On dit que la dépression est la maladie du siècle. Les livres de psychologie font non seulement la liste des symptômes, mais aussi des phénomènes observés : changements d’humeur et des habitudes de sommeil, tristesse qui s’installe, souffrance, vide, découragement, perte de confiance en soi, sentiments d’impuissance… Nous ressentons en notre for intérieur un malaise permanent et des sentiments de faiblesse quant au fait d’y remédier.
Il n’y a rien d’étonnant à ce que que la dépression soit la maladie de ce siècle. S’il est vrai que l’individu est soumis à des contraintes qui lui sont imposées depuis que l’État et ses institutions existent, il est à mon avis tout aussi vrai que le progrès de l’existant a accru la difficulté de s’y opposer ou le sentiment de cette impossibilité.
En plus de la subordination, de la routine, du travail, des hiérarchies sociales et de l’aliénation de l’humain, de l’économie et de la morale, réduisant dès le départ l’individu à néant, il existe aujourd’hui aussi un appareil technologique et scientifique qui nous prive des derniers restes de courage pour désirer avec ardeur quelque chose d’autre.
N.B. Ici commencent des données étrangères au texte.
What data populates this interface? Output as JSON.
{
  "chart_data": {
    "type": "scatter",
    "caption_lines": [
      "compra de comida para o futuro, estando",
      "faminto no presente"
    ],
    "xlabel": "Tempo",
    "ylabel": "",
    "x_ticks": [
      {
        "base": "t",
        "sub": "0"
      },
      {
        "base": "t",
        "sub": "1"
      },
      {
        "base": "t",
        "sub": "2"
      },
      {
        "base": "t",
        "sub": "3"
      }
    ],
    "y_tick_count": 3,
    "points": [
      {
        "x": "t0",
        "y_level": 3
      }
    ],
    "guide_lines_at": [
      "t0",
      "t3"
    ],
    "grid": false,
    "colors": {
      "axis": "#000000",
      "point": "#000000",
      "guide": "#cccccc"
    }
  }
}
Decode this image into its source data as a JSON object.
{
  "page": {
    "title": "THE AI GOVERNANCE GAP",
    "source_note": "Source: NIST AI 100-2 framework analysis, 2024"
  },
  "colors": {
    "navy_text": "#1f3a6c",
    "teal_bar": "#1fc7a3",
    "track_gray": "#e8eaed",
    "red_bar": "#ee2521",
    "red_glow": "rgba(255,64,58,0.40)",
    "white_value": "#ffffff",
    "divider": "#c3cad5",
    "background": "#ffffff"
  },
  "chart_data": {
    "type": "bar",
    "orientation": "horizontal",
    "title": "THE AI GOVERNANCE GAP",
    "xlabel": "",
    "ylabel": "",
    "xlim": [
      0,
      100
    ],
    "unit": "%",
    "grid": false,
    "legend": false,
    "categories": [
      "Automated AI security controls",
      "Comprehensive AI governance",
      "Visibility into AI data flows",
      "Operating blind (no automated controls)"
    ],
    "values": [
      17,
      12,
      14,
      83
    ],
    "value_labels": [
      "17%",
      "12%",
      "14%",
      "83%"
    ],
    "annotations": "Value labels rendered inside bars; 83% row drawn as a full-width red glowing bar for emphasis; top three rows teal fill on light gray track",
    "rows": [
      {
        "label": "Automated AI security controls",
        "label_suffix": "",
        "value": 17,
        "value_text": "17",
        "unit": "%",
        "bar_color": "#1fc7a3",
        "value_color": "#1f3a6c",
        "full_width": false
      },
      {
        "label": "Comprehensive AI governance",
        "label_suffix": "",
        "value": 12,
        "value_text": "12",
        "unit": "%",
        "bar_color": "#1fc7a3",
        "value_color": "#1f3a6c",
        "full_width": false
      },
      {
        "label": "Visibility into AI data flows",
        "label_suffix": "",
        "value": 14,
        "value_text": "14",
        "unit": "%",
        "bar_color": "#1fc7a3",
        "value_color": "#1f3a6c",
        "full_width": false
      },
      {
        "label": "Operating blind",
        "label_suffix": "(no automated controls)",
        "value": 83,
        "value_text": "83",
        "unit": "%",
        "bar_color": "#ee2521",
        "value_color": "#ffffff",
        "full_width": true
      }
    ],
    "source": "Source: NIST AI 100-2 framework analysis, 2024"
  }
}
L’aliénation objective de l’individu, vis-à-vis de ses relations, de son énergie et de son temps, a été accompagnée par l’aliénation de ses émotions et de sa faculté d’action. On est dans la merde et on ne peut rien faire pour changer cela, peu importe que ce soit réel ou fictif, puisque l’évolution d’un jour à l’autre ne correspond en rien aux besoins réels et immédiats.
« Vivre » ne se résume presque plus qu’aux devoirs et aux rôles que nous remplissons, et c’est la raison pour laquelle nous nous sentons condamnés à les reproduire.